Until I hear more details and less slamming of dealer and product, I vote for the story being a hoax.

3 a year!?!
how many boats do you have??

Not familiar with Novacraft canoes.
However, I do not find the story incomprehensible. If a Prospector were built thin using Kevlar and various other possible fabrics (including Kevlar/carbon weave), and if the bottom had no sandwich for stiffness, and if the canoe were being paddled fairly unloaded, with big people in bow and stern, and got a strong push upward in the center from a coincidence of crossing chop wave patterns, then it is conceivable to me that there might be up-warping in the center, resulting in delamination at both sides where the up-folding terminates.

However, knowing the reluctance of Kevlar and Spectra to tear or split, I would not expect significant leakage to occur.

The other hypotheses,about running into rocks or storing the boat inverted, outside on the ground, don’t explain the “facts” as stated… if they are facts.

SO, all I am saying is that, for me, this is believable. Not that I take any position on it, one way or another.

The protective factor against this type of damage is overall hull stiffness. That is, there should be something to prevent the hull from being pushed up far enough that the sides get crimped. This can be done by two layers of outside S-glass, or by struts from the thwarts down to a stringer built into the bottom, or by a foam sandwich, or by a series of glassed-in ribs. If none of these are present, then a tough but flexy Kevlar hull can be crimped by upward hull distortion to the point that lamination is damaged in the sides.

I AM familiar with Nova Craft
Among other boats, I paddle a Nova Craft Supernova in royalex… and have been involved with several of thier other models. What I can constructively add to this link is that Nova Craft, as a company, has been exceptional in the few instances where I needed their support. I would rank them with the best customer support I have experienced.

Without a post mortem it’s difficult to gain any useful knowledge from the original post. What was the true cause of the failure? When water entered the boat… was it a minor seep or did it pour in? The suggestion that “We managed to get back to our base camp without sinking” seems a bit… dramatic. What was done to resolve the issue by either the dealer or the manufacturer?

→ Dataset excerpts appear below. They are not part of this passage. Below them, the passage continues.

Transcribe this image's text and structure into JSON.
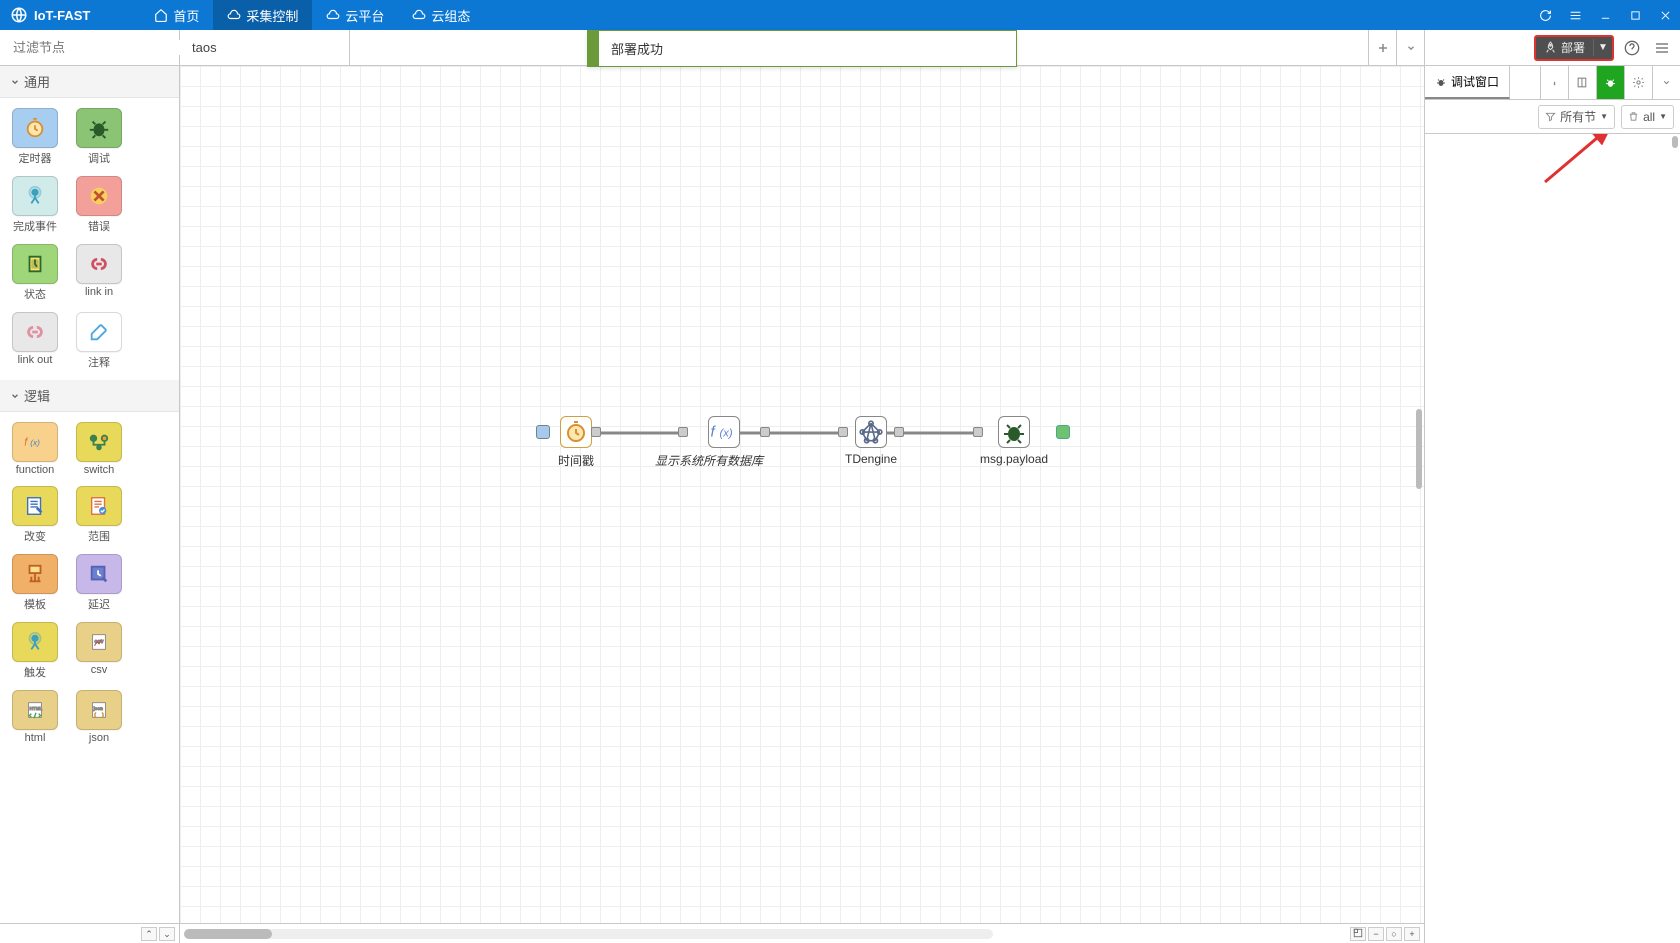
{
  "app": {
    "title": "IoT-FAST"
  },
  "menu": {
    "home": "首页",
    "collect": "采集控制",
    "cloud_platform": "云平台",
    "cloud_state": "云组态"
  },
  "palette": {
    "search_placeholder": "过滤节点",
    "categories": {
      "general": "通用",
      "logic": "逻辑"
    },
    "nodes": {
      "timer": "定时器",
      "debug": "调试",
      "complete": "完成事件",
      "catch": "错误",
      "status": "状态",
      "link_in": "link in",
      "link_out": "link out",
      "comment": "注释",
      "function": "function",
      "switch": "switch",
      "change": "改变",
      "range": "范围",
      "template": "模板",
      "delay": "延迟",
      "trigger": "触发",
      "csv": "csv",
      "html": "html",
      "json": "json"
    }
  },
  "tabs": {
    "tab1": "taos"
  },
  "notification": {
    "deploy_success": "部署成功"
  },
  "flow": {
    "n1": "时间戳",
    "n2": "显示系统所有数据库",
    "n3": "TDengine",
    "n4": "msg.payload"
  },
  "sidebar": {
    "deploy_label": "部署",
    "debug_tab": "调试窗口",
    "filter_label": "所有节",
    "all_label": "all"
  }
}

Enquiring minds want to know.

I once paddled a fiberglass canoe… it exploded in a wave… I didn’t like it…. I almost drowned … Don’t by one of those either!!! Hmmm… on second thought… maybe that was the Pusser’s Rum

It’s a buy one; sell one kind of thing

Your boat sounds great, Pictures?

possibly freight damaged!
…as a former NC dealer, I could imagine that canoe was damaged during transit to the dealer! Had a boat like that once: transported laying flat on a truck and some other canoes on top. Cracks in the layup on both sides along the bottom. Such pre existing (hard to see) damage will easily lead to the described failure!

And I bet, NC will defeat a warranty claim on that basis…

Had one in fibreglass
I had a Novacraft prospector 16 in fibreglass for many years. It was much tougher than I expected, and performed beautifully. I’ve since switched to Royalex, as I couldn’t take the guilt of putting the glass through shallow rapids.

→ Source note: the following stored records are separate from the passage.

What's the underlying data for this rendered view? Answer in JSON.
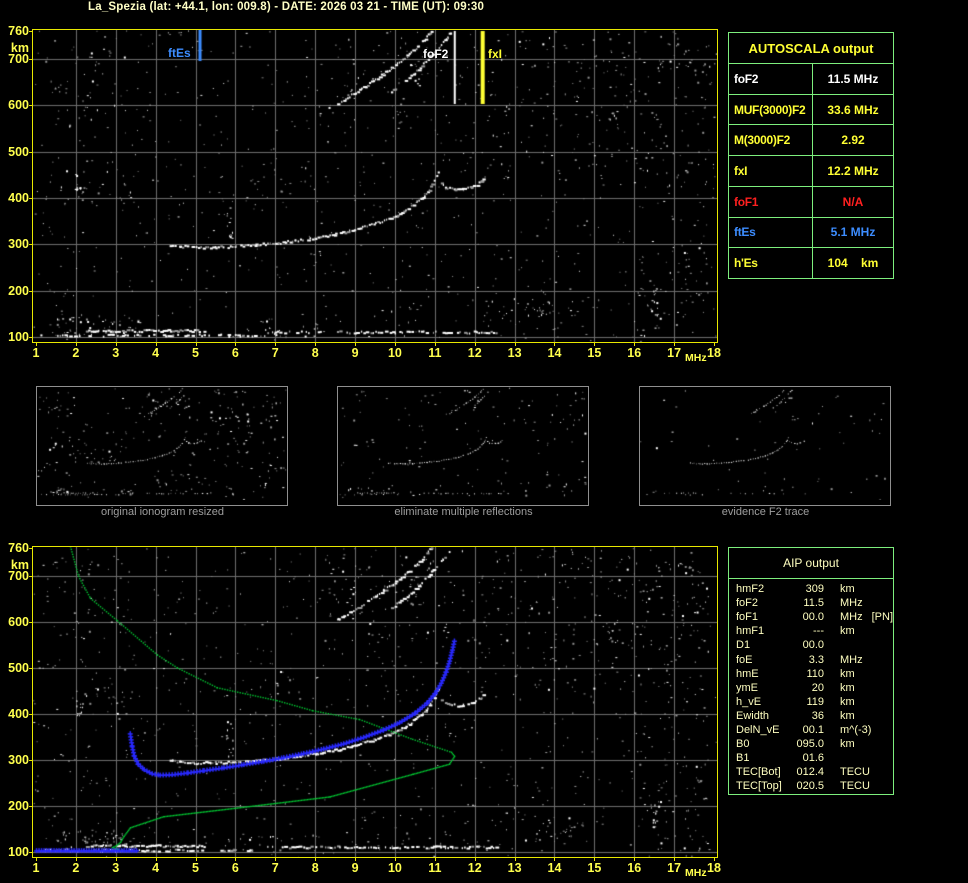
{
  "title": "La_Spezia (lat: +44.1, lon: 009.8) - DATE: 2026 03 21 - TIME (UT): 09:30",
  "colors": {
    "background": "#000000",
    "plot_border_yellow": "#e8e800",
    "axis_label_yellow": "#ffff4d",
    "grid_gray": "#6e6e6e",
    "table_border_green": "#7dee7d",
    "title_cream": "#ffffc6",
    "marker_blue": "#3d8dff",
    "marker_white": "#ffffff",
    "marker_yellow": "#ffff33",
    "red": "#ff2020",
    "aip_text": "#ffffc0",
    "profile_green": "#00cc33",
    "trace_blue": "#2929ff",
    "caption_gray": "#9e9e9e"
  },
  "main_plot": {
    "x_ticks": [
      "1",
      "2",
      "3",
      "4",
      "5",
      "6",
      "7",
      "8",
      "9",
      "10",
      "11",
      "12",
      "13",
      "14",
      "15",
      "16",
      "17",
      "18"
    ],
    "x_unit": "MHz",
    "y_ticks": [
      "760",
      "700",
      "600",
      "500",
      "400",
      "300",
      "200",
      "100"
    ],
    "y_tick_values": [
      760,
      700,
      600,
      500,
      400,
      300,
      200,
      100
    ],
    "y_unit": "km",
    "x_range": [
      1,
      18
    ],
    "y_range": [
      100,
      760
    ],
    "markers": {
      "ftEs": {
        "label": "ftEs",
        "freq_mhz": 5.1,
        "color": "#3d8dff"
      },
      "foF2": {
        "label": "foF2",
        "freq_mhz": 11.5,
        "color": "#ffffff"
      },
      "fxI": {
        "label": "fxI",
        "freq_mhz": 12.2,
        "color": "#ffff33"
      }
    }
  },
  "autoscala_table": {
    "title": "AUTOSCALA output",
    "rows": [
      {
        "param": "foF2",
        "value": "11.5 MHz",
        "color": "#ffffff"
      },
      {
        "param": "MUF(3000)F2",
        "value": "33.6 MHz",
        "color": "#ffff33"
      },
      {
        "param": "M(3000)F2",
        "value": "2.92",
        "color": "#ffff33"
      },
      {
        "param": "fxI",
        "value": "12.2 MHz",
        "color": "#ffff33"
      },
      {
        "param": "foF1",
        "value": "N/A",
        "color": "#ff2020"
      },
      {
        "param": "ftEs",
        "value": "5.1 MHz",
        "color": "#3d8dff"
      },
      {
        "param": "h'Es",
        "value": "104    km",
        "color": "#ffff33"
      }
    ]
  },
  "thumbnails": [
    {
      "caption": "original ionogram resized"
    },
    {
      "caption": "eliminate multiple reflections"
    },
    {
      "caption": "evidence F2 trace"
    }
  ],
  "aip_table": {
    "title": "AIP output",
    "rows": [
      {
        "param": "hmF2",
        "value": "309",
        "unit": "km",
        "extra": ""
      },
      {
        "param": "foF2",
        "value": "11.5",
        "unit": "MHz",
        "extra": ""
      },
      {
        "param": "foF1",
        "value": "00.0",
        "unit": "MHz",
        "extra": "[PN]"
      },
      {
        "param": "hmF1",
        "value": "---",
        "unit": "km",
        "extra": ""
      },
      {
        "param": "D1",
        "value": "00.0",
        "unit": "",
        "extra": ""
      },
      {
        "param": "foE",
        "value": "3.3",
        "unit": "MHz",
        "extra": ""
      },
      {
        "param": "hmE",
        "value": "110",
        "unit": "km",
        "extra": ""
      },
      {
        "param": "ymE",
        "value": "20",
        "unit": "km",
        "extra": ""
      },
      {
        "param": "h_vE",
        "value": "119",
        "unit": "km",
        "extra": ""
      },
      {
        "param": "Ewidth",
        "value": "36",
        "unit": "km",
        "extra": ""
      },
      {
        "param": "DelN_vE",
        "value": "00.1",
        "unit": "m^(-3)",
        "extra": ""
      },
      {
        "param": "B0",
        "value": "095.0",
        "unit": "km",
        "extra": ""
      },
      {
        "param": "B1",
        "value": "01.6",
        "unit": "",
        "extra": ""
      },
      {
        "param": "TEC[Bot]",
        "value": "012.4",
        "unit": "TECU",
        "extra": ""
      },
      {
        "param": "TEC[Top]",
        "value": "020.5",
        "unit": "TECU",
        "extra": ""
      }
    ]
  },
  "chart_data": [
    {
      "type": "scatter",
      "title": "main ionogram (virtual height vs frequency)",
      "xlabel": "MHz",
      "ylabel": "km",
      "xlim": [
        1,
        18
      ],
      "ylim": [
        100,
        760
      ],
      "grid": true,
      "markers": {
        "ftEs_MHz": 5.1,
        "foF2_MHz": 11.5,
        "fxI_MHz": 12.2
      },
      "series": [
        {
          "name": "F2 ordinary trace",
          "color": "#ffffff",
          "points": [
            [
              4.35,
              300
            ],
            [
              4.6,
              297
            ],
            [
              5.0,
              295
            ],
            [
              5.5,
              295
            ],
            [
              6.0,
              297
            ],
            [
              6.5,
              300
            ],
            [
              7.0,
              304
            ],
            [
              7.5,
              309
            ],
            [
              8.0,
              315
            ],
            [
              8.5,
              323
            ],
            [
              9.0,
              333
            ],
            [
              9.5,
              346
            ],
            [
              10.0,
              363
            ],
            [
              10.35,
              380
            ],
            [
              10.65,
              400
            ],
            [
              10.85,
              420
            ],
            [
              11.0,
              442
            ],
            [
              11.08,
              458
            ]
          ]
        },
        {
          "name": "F2 extraordinary trace",
          "color": "#ffffff",
          "points": [
            [
              11.15,
              432
            ],
            [
              11.3,
              424
            ],
            [
              11.5,
              420
            ],
            [
              11.7,
              420
            ],
            [
              11.9,
              424
            ],
            [
              12.05,
              430
            ],
            [
              12.15,
              437
            ],
            [
              12.22,
              443
            ]
          ]
        },
        {
          "name": "second hop trace O",
          "color": "#ffffff",
          "points": [
            [
              8.55,
              605
            ],
            [
              8.8,
              618
            ],
            [
              9.1,
              634
            ],
            [
              9.4,
              651
            ],
            [
              9.7,
              669
            ],
            [
              10.0,
              688
            ],
            [
              10.3,
              708
            ],
            [
              10.55,
              727
            ],
            [
              10.75,
              745
            ],
            [
              10.9,
              762
            ]
          ]
        },
        {
          "name": "second hop trace X",
          "color": "#c8c8c8",
          "points": [
            [
              9.9,
              630
            ],
            [
              10.15,
              648
            ],
            [
              10.45,
              668
            ],
            [
              10.7,
              690
            ],
            [
              10.95,
              714
            ],
            [
              11.2,
              738
            ],
            [
              11.4,
              760
            ]
          ]
        },
        {
          "name": "Es layer echo",
          "color": "#ffffff",
          "points": [
            [
              2.25,
              115
            ],
            [
              5.2,
              115
            ]
          ]
        },
        {
          "name": "Es layer echo extension",
          "color": "#ffffff",
          "points": [
            [
              6.8,
              112
            ],
            [
              12.6,
              112
            ]
          ]
        },
        {
          "name": "E region scatter",
          "color": "#aaaaaa",
          "points": [
            [
              1.05,
              105
            ],
            [
              6.5,
              105
            ]
          ]
        }
      ]
    },
    {
      "type": "scatter",
      "title": "AIP inversion plot (profile + restored trace over ionogram)",
      "xlabel": "MHz",
      "ylabel": "km",
      "xlim": [
        1,
        18
      ],
      "ylim": [
        100,
        760
      ],
      "grid": true,
      "series": [
        {
          "name": "electron density profile",
          "color": "#00cc33",
          "points": [
            [
              1.85,
              764
            ],
            [
              2.05,
              700
            ],
            [
              2.35,
              652
            ],
            [
              3.03,
              603
            ],
            [
              4.03,
              529
            ],
            [
              4.53,
              501
            ],
            [
              5.53,
              458
            ],
            [
              7.03,
              430
            ],
            [
              7.93,
              408
            ],
            [
              9.1,
              389
            ],
            [
              10.43,
              346
            ],
            [
              11.4,
              318
            ],
            [
              11.48,
              309
            ],
            [
              11.35,
              292
            ],
            [
              10.43,
              270
            ],
            [
              8.35,
              221
            ],
            [
              5.85,
              195
            ],
            [
              4.18,
              178
            ],
            [
              3.35,
              154
            ],
            [
              3.18,
              134
            ],
            [
              3.1,
              122
            ],
            [
              3.0,
              115
            ],
            [
              2.9,
              111
            ],
            [
              3.03,
              108
            ],
            [
              3.1,
              104
            ]
          ]
        },
        {
          "name": "restored F trace",
          "color": "#2929ff",
          "points": [
            [
              3.35,
              358
            ],
            [
              3.4,
              330
            ],
            [
              3.45,
              310
            ],
            [
              3.55,
              292
            ],
            [
              3.7,
              280
            ],
            [
              3.9,
              271
            ],
            [
              4.1,
              268
            ],
            [
              4.4,
              269
            ],
            [
              4.8,
              273
            ],
            [
              5.2,
              278
            ],
            [
              5.7,
              284
            ],
            [
              6.2,
              291
            ],
            [
              6.7,
              298
            ],
            [
              7.2,
              306
            ],
            [
              7.7,
              315
            ],
            [
              8.2,
              325
            ],
            [
              8.7,
              336
            ],
            [
              9.2,
              350
            ],
            [
              9.7,
              366
            ],
            [
              10.1,
              382
            ],
            [
              10.5,
              403
            ],
            [
              10.8,
              425
            ],
            [
              11.0,
              446
            ],
            [
              11.15,
              468
            ],
            [
              11.27,
              492
            ],
            [
              11.36,
              516
            ],
            [
              11.43,
              540
            ],
            [
              11.48,
              560
            ]
          ]
        },
        {
          "name": "restored Es line",
          "color": "#2929ff",
          "points": [
            [
              1.0,
              104
            ],
            [
              3.55,
              104
            ]
          ]
        }
      ]
    }
  ]
}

One concern, which seemed pretty much cosmetic, is that the hull would dimple when rocks hit the bottom. The foam core would compress, and stay dented in, as though a golf ball had been pushed along the lenght and left a shallow depression.

I don’t have enough experience with different core stiffeners, but am inclined to think the flexible ribs of Hellman or Souris River, or the ribless layup of certain models of Clipper’s might be tougher. Just a fine point, though, as I said my particular boat took some solid hits and recovered fine.

I have a Bluewater with foam core
in the bottom, and I just try not to use it in conditions where the bottom is going to be pushed in more than momentarily.

In narrower boats, like those built by Millbrook, no visible ribs are needed. The S-glass outer layers keep the hull shape constant. Of course Millbrook’s canoe hulls are pretty arched on the bottom. A flatter design like a Souris or our Bluewater pretty much has to have a foam core or some prominent ribs.